Sucre: l'île Maurice intensifie ses initiatives en direction de l'Union européenne

Les autorités Mauriciennes semblent ne pas vouloir baisser les bras à la suite de la décision européenne de réforme du protocole sucre. Une intense activité de plaidoyer et de lobbying est déployée par le Ministre Arvin Boolell afin d'obtenir de meilleures mesures d'accompagnement. L'Etat mauricien a opté pour un lobbying auprès des pays influents de l'Union.
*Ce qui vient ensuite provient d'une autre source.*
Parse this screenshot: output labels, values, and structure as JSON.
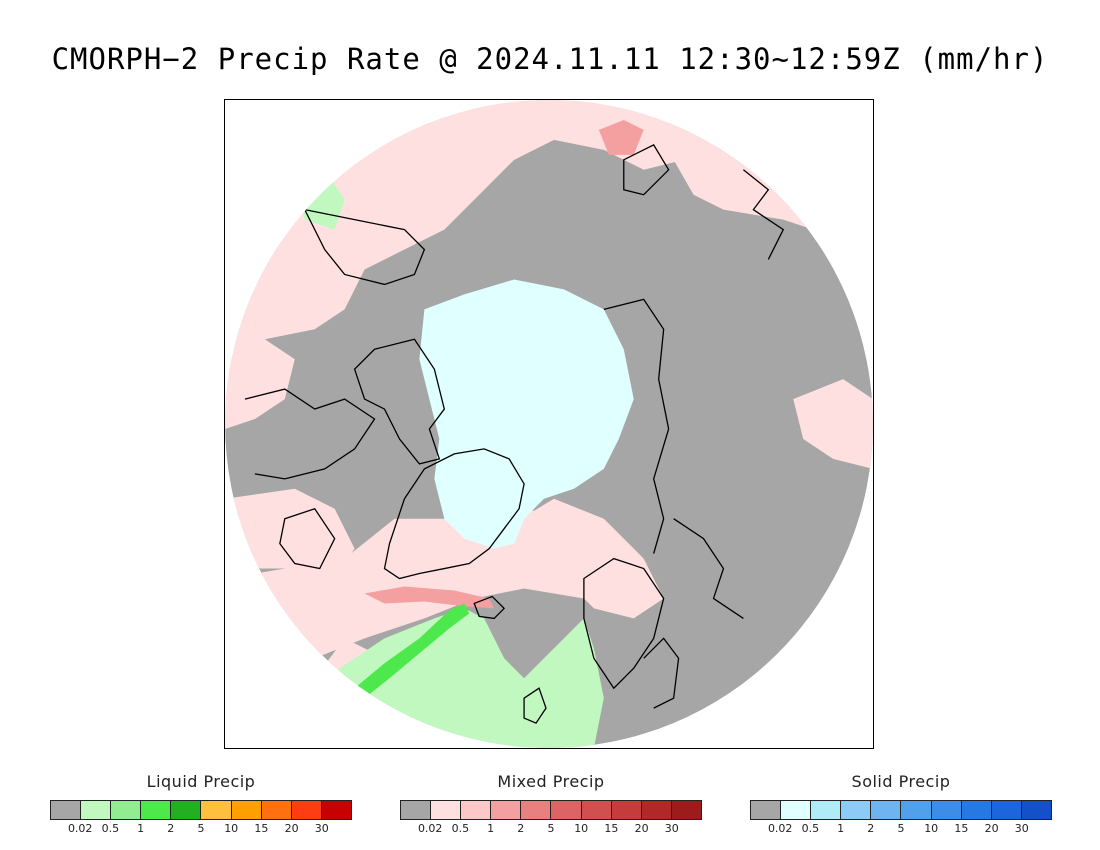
{
  "title": "CMORPH−2 Precip Rate @ 2024.11.11 12:30~12:59Z (mm/hr)",
  "map": {
    "projection": "north-polar-stereographic",
    "colors": {
      "no_precip": "#a6a6a6",
      "liquid_light": "#c0f8c0",
      "liquid_moderate": "#4ce84c",
      "mixed_light": "#ffe0e0",
      "mixed_moderate": "#f4a0a0",
      "solid_light": "#e0ffff",
      "coastline": "#000000"
    }
  },
  "legends": [
    {
      "title": "Liquid Precip",
      "colors": [
        "#a6a6a6",
        "#c0f8c0",
        "#90ee90",
        "#4ce84c",
        "#22b022",
        "#ffc040",
        "#ffa000",
        "#ff7010",
        "#ff3c14",
        "#c80000"
      ],
      "ticks": [
        "0.02",
        "0.5",
        "1",
        "2",
        "5",
        "10",
        "15",
        "20",
        "30"
      ]
    },
    {
      "title": "Mixed Precip",
      "colors": [
        "#a6a6a6",
        "#ffe0e0",
        "#ffc8c8",
        "#f4a0a0",
        "#e88080",
        "#dc6464",
        "#d05050",
        "#c43c3c",
        "#b02828",
        "#9c1c1c"
      ],
      "ticks": [
        "0.02",
        "0.5",
        "1",
        "2",
        "5",
        "10",
        "15",
        "20",
        "30"
      ]
    },
    {
      "title": "Solid Precip",
      "colors": [
        "#a6a6a6",
        "#e0ffff",
        "#b0ecf8",
        "#8ccaf8",
        "#6eb4f0",
        "#50a0ec",
        "#3c8ce8",
        "#2878e4",
        "#1e64dc",
        "#1450c8"
      ],
      "ticks": [
        "0.02",
        "0.5",
        "1",
        "2",
        "5",
        "10",
        "15",
        "20",
        "30"
      ]
    }
  ]
}
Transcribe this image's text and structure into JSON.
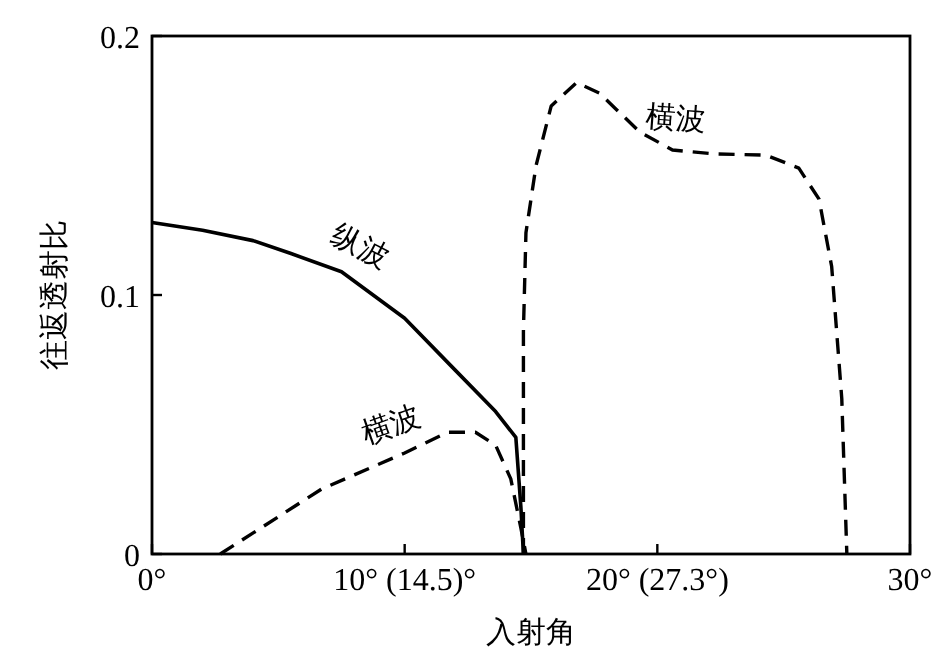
{
  "chart_data": {
    "type": "line",
    "xlabel": "入射角",
    "ylabel": "往返透射比",
    "xlim": [
      0,
      30
    ],
    "ylim": [
      0,
      0.2
    ],
    "xticks": [
      {
        "value": 0,
        "label": "0°"
      },
      {
        "value": 10,
        "label": "10° (14.5)°"
      },
      {
        "value": 20,
        "label": "20° (27.3°)"
      },
      {
        "value": 30,
        "label": "30°"
      }
    ],
    "yticks": [
      0,
      0.1,
      0.2
    ],
    "grid": false,
    "legend": false,
    "series": [
      {
        "name": "纵波",
        "color": "#000000",
        "line_style": "solid",
        "x": [
          0,
          2,
          4,
          5.5,
          7.5,
          10,
          12,
          13.6,
          14.4,
          14.6,
          14.7
        ],
        "values": [
          0.128,
          0.125,
          0.121,
          0.116,
          0.109,
          0.091,
          0.071,
          0.055,
          0.045,
          0.018,
          0
        ]
      },
      {
        "name": "横波",
        "color": "#000000",
        "line_style": "dashed",
        "x": [
          2.7,
          6.7,
          10,
          11.7,
          12.8,
          13.6,
          14.2,
          14.6,
          14.8
        ],
        "values": [
          0,
          0.025,
          0.039,
          0.047,
          0.047,
          0.042,
          0.029,
          0.01,
          0
        ]
      },
      {
        "name": "横波",
        "color": "#000000",
        "line_style": "dashed",
        "x": [
          14.7,
          14.7,
          14.8,
          15.2,
          15.8,
          16.8,
          17.7,
          19.3,
          20.6,
          22.2,
          24.3,
          25.6,
          26.4,
          26.9,
          27.3,
          27.5
        ],
        "values": [
          0,
          0.086,
          0.124,
          0.15,
          0.173,
          0.182,
          0.178,
          0.163,
          0.156,
          0.1545,
          0.154,
          0.149,
          0.137,
          0.111,
          0.06,
          0
        ]
      }
    ]
  }
}
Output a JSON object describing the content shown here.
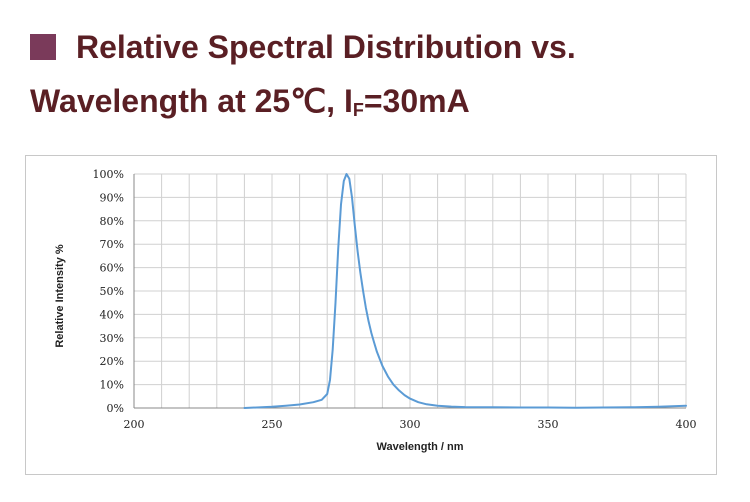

Exercice qui intervient à une période où les décideurs politiques se concertent pour déterminer les perspectives financières 2007-2013, d'où seront puisées les mesures d'accompagnement destinées à atténuer les effets de la réforme sur le secteur sucrier des ACP.

En effet, en contrepartie d'une baisse de 36 % du prix garanti, l'Europe offre des mesures d'accompagnement aux Etats ACP exportateurs de sucre. Cependant, la limite de 15 % de cette enveloppe d'aide ne suffira pas au pays. D'autant plus que le quota de Maurice représente 38 % du volume du sucre ACP exporté vers l'UE.

Outre la France et l'Allemagne, le ministre Mauricien se rendra en Espagne et aux Pays-Bas. Des pays qui, à un moment donné, ont fait cause commune avec les ACP pour une réforme assouplie du régime sucrier européen. L'Autriche occupe, elle, la présidence de l'Union de janvier à juin 2006. Ses ministres disposent d'une marge de manoeuvre pour faire avancer un dossier spécifique.

L'influence politique servirait à augmenter l'enveloppe d'aide en faveur des ACP. L'extension de ce lobbying auprès des eurodéputés, très sensibles à la cause des ACP, facilitera l'avancement du dossier. Car la décision finale sur le montant globale revient aux ministres de l'Agriculture et au Parlement européen. Cependant, la distribution de ces moyens financiers revient à la Commission européenne selon des critères spécifiques.

Sources : l'express.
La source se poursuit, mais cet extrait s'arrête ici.